Pourtant le portrait d’Olfiwe semble plus abouti. L’objet d’un véritable roman en soi. La partie qu’elle prend en charge s’ouvre ainsi sur une série d’images fortes, des coudes pointus d’une petite fille à l’église semblable « aux ailes gluantes du poulet le dimanche midi », à l’évocation de ses « doigts cupides (3) ». Le témoignage de Fifi est en effet particulièrement travaillé, empreint d’ironie « je crains que mon histoire ne se limite aux leçons sur la Compagnie des Indes orientales à l’école primaire de Valley (4) », même si certaines blessures et désillusions authentiques se font sentir, comme vis-à-vis de ce Junior P. Mokoena, un jeune Noir brillant qui ne sort qu’avec des Blanches, ou de ce Clinton Mitchley qui refuse de l’embrasser car « ses lèvres sont trop sombres (5) ». Le portrait de la fillette évolue au gré de ses tours de langue qui sont autant de tours de force : « Oh ça les ferait vomir si nous songions à être noirs, vraiment noirs.

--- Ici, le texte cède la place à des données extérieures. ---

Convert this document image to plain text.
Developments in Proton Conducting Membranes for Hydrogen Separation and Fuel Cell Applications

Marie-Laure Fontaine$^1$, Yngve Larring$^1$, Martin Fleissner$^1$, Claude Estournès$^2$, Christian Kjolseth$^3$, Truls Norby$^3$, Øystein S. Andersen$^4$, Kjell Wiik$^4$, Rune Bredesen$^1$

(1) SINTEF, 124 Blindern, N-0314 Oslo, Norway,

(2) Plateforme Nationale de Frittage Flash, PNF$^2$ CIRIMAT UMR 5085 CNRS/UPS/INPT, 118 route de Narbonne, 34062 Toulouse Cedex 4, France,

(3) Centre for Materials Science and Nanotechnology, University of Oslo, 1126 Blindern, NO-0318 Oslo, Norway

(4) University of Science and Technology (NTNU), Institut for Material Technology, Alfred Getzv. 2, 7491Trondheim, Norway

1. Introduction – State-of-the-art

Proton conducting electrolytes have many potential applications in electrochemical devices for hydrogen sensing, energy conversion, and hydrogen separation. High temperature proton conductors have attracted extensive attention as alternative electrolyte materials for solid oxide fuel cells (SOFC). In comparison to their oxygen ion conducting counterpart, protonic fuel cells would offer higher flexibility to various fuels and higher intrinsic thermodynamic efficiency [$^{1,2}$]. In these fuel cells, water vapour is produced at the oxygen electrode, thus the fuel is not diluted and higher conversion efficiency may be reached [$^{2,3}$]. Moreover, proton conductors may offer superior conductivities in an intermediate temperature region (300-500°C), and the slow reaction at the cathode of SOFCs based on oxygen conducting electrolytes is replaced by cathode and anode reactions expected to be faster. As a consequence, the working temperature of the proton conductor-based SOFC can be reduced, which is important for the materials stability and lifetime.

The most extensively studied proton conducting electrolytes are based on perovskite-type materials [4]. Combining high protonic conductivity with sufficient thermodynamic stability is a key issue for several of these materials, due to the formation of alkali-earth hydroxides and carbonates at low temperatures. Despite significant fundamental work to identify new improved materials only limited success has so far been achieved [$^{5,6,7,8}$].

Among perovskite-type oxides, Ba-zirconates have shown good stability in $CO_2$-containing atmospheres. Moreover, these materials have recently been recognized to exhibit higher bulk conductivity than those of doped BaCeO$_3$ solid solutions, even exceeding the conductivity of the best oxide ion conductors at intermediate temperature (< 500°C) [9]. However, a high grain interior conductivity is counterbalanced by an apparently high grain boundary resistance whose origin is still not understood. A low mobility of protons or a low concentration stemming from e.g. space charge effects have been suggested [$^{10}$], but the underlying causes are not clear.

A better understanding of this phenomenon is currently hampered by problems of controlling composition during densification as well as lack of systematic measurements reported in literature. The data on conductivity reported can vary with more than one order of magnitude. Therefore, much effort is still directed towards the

Les vieilles règles demeurent et les vieux ressentiments persistent (6) ». La langue est d’ailleurs au cœur de cette évolution. Elle qui parle « la langue de la télévision », celle que son père « utilise au travail » et que sa mère « n’arriverait jamais à maîtriser », « celle du succès (7) », glane quelques mots de sepedi au gré des querelles parentales. C’est dire si le manque de repères historiques et culturels, nécessaires à l’estime de soi, est criant dans un monde où Grand-mère Tlou se passionne pour Lady D, condamnant sa petite fille au questionnement : « Qui est ma Lady Di à moi ? Ma famille royale existe-t-elle encore dans un coin perdu, rural et désolé d’Afrique du Sud ? S’il te plaît, parle-moi de cette dynastie (8) ». La quête identitaire forte de son frère, Tshepo, s’inscrivant en langues et littératures africaines à l’université, contre l’avis de son père, enferme en outre Fifi, par contraste, dans une incertitude déchirante.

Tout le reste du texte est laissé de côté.